ENTREVISTA COM O SACERDOTE SPIRIDON CHASSE - PARTE 1
Pároco ortodoxo da Missão Ortodoxa dos Santos Cosme e Damião no RJ
1) Conte-nos seu caminho até à Ortodoxia.
Embora eu tenha sido batizado na Igreja Ortodoxa, não posso dizer que nasci em um lar ortodoxo típico. Minha família – no fim das contas – é bem cosmopolita e, ainda que ninguém se dê ao sincretismo, coexistem cristãos ortodoxos, católicos romanos, uma parcela étnico-religiosa indecisa e duas protestantes.
O caminho à Ortodoxia sempre esteve à disposição, mas também não foi fácil. Minha realidade era um mix de culturas e crenças destoantes que, por mais que não brigassem, era cheio de incertezas. Estudei grego, hebraico, aramaico e francês misturados a aspectos culturais e sistemas de crenças que – eventualmente – se tocavam, mas não se encaixavam. E, no meio disso tudo, minha mãe achava que eu deveria frequentar uma Catequese e, como a única disponível onde morávamos era da Igreja Católica [Romana], ela me obrigou a fazer. Talvez [com isso] ela só quisesse sossego, mas ali eu me tornaria um problema para as catequistas. Isso porque eu recebia uma doutrina na paróquia latina e outra (ortodoxa) na casa dos meus avós. Obviamente, chegava no sábado seguinte com questões desconcertantes. Resultado? Três anos fazendo o primeiro ano de catequese mais um no segundo ano para chegar, desnecessariamente, à outra “primeira comunhão”. No fim das contas, estudei o tempo de uma faculdade de teologia católica para sair mais ortodoxo do que entrei.
Mas é verdade que até tive boa vontade em tentar ser católico romano. Depois da segunda primeira comunhão, continuei a frequentar as Missas e até frequentei um grupo chamado “Perseverança”, ao qual eu não fiz jus ao nome porque fui à duas reuniões e larguei. Depois, cheguei a frequentar reuniões do grupo de Crisma, mas sempre com o coração em outro lugar. Não pensava mal dos católicos romanos, apenas não era ali o meu lugar.
Naquela época, por conta da distância, dificuldades de transporte e ausência de missões ortodoxas perto, era raro eu ir à Divina Liturgia, mas, quando isso acontecia, eu passava os próximos meses revivendo a experiência em meu coração.
Ansioso por mais, eu me imaginava na Divina Liturgia. Eu percebia a Divina Liturgia não apenas como o memorial de um evento, mas a vivência real e mística da obra de salvação, na qual o Reino de Deus está ali verdadeiramente, não como uma ideia.
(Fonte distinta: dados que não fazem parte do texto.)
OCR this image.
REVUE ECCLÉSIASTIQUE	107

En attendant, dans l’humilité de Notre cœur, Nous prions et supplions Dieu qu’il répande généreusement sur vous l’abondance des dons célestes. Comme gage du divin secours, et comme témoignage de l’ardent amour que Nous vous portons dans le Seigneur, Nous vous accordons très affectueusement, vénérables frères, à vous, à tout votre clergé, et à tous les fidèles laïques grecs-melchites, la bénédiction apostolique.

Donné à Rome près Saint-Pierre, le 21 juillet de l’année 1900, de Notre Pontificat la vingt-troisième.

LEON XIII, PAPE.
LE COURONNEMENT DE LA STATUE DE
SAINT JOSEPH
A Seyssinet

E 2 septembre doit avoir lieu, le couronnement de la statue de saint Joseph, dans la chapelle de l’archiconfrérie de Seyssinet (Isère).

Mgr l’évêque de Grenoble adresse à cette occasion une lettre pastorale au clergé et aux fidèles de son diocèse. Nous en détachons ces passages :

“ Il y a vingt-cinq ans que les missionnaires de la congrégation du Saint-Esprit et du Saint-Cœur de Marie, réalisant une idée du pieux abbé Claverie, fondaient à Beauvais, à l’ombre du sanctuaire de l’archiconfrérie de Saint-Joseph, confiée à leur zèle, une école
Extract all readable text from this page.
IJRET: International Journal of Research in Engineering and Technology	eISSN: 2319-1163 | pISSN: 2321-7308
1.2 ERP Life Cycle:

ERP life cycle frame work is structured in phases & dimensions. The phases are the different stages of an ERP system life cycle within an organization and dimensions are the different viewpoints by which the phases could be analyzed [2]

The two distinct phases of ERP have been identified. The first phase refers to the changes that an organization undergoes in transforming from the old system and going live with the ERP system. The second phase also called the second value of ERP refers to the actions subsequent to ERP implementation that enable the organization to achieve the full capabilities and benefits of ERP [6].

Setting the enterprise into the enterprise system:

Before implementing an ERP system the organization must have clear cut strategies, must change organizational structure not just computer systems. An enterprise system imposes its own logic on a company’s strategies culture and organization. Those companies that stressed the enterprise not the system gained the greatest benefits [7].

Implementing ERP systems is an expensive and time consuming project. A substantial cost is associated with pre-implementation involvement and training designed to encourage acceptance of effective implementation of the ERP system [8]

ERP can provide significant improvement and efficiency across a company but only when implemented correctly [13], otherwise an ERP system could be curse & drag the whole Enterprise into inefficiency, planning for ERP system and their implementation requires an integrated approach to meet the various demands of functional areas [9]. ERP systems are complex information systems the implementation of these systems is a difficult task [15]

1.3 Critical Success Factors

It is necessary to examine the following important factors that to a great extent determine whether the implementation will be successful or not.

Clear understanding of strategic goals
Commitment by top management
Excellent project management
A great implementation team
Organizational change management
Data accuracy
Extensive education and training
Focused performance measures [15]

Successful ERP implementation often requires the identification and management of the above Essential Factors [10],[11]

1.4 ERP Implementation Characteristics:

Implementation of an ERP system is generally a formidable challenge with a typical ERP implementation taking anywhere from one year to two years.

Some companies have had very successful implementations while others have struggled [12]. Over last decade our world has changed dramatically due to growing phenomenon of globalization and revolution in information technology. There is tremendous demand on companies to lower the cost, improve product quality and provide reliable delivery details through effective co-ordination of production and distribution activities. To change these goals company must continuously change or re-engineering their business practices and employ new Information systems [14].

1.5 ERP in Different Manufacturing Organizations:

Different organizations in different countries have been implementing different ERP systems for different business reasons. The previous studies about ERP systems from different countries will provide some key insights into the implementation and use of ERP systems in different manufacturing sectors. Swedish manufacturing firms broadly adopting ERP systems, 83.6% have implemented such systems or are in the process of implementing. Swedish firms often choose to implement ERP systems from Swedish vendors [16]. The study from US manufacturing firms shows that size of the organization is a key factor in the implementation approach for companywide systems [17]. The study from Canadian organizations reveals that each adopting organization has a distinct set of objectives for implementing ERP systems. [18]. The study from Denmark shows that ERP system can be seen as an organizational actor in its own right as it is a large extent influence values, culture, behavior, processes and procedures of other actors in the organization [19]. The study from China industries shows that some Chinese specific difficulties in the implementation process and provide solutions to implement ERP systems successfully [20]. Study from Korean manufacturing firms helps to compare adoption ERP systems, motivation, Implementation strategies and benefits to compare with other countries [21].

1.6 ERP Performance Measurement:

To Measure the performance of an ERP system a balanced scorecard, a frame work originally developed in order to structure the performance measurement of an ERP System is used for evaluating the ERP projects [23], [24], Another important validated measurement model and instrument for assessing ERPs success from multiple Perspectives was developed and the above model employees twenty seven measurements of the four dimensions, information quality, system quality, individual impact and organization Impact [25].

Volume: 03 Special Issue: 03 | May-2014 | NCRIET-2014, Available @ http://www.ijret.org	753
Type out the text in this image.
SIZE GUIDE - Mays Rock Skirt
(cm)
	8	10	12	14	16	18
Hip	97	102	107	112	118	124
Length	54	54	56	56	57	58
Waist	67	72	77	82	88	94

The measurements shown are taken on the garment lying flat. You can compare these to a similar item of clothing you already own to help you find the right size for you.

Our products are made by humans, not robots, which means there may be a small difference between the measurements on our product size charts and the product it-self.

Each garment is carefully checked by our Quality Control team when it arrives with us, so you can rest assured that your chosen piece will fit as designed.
O Verbo Se fez carne e habitou entre nós e, na Divina Liturgia, o Reino dos Céus também se faz presente. O invisível adquire cores e formas nos santos ícones, o inodoro tem perfume no incenso e o inaudível se transforma em canto e leituras. Ali a realidade transcendental pode ser vivida com clareza e o tempo criado toca a eternidade.
Aquela experiência era como se apaixonar, mas de uma forma lúcida e cheia de temor de Deus. E não era apenas encantamento, mas comunhão com o próprio Cristo. Era como um amor profundo, sóbrio e reverente, que permanece até hoje, pois a Liturgia não se trata de emoção passageira, mas da realidade da união do Céu e da terra, de Deus com o homem, em cada Eucaristia celebrada.
Quando tive autorização para viajar sozinho, comecei a frequentar a Igreja Ortodoxa Grega de Santo André, em Higienópolis. Ia sempre que dava e não demorou até o que o Reverendo Padre Henrique Cairus me colocou para servir no Hieron (santuário). Nem sei explicar como fui parar lá dentro. Certo domingo apenas me vi ali, ajudando com o incenso e observando de perto o altar e a beleza do Serviço Divino. Recebi meu primeiro komboskini (cordão de oração) ali, das mãos do Padre Dimitrios Nikolaídis (de memória eterna), o qual também me deu instruções de como rezar e, não parei mais.
Na faculdade de Direito, conheci a professora Izabel Leventoglu, que me convidou à Catedral Ortodoxa de São Nicolau. Cheguei à Catedral numa manhã de Natal. Atrasado, a Izabel ainda me colocou no coro para atrapalhar a cantora Nabila (algo que faço até hoje). Elas foram as principais responsáveis pela minha recepção na comunidade. Eu era só um visitante que, contrariando algumas expectativas e medos, fui não só acolhido, mas adotado. Essas pessoas se tornaram o meu povo, minha gente, minha família também.
Percebo que, apesar de tantos caminhos cruzados, o Senhor sempre me conduzia à Sua Igreja, até que nela encontrei não só a fé, mas o lar para minha alma.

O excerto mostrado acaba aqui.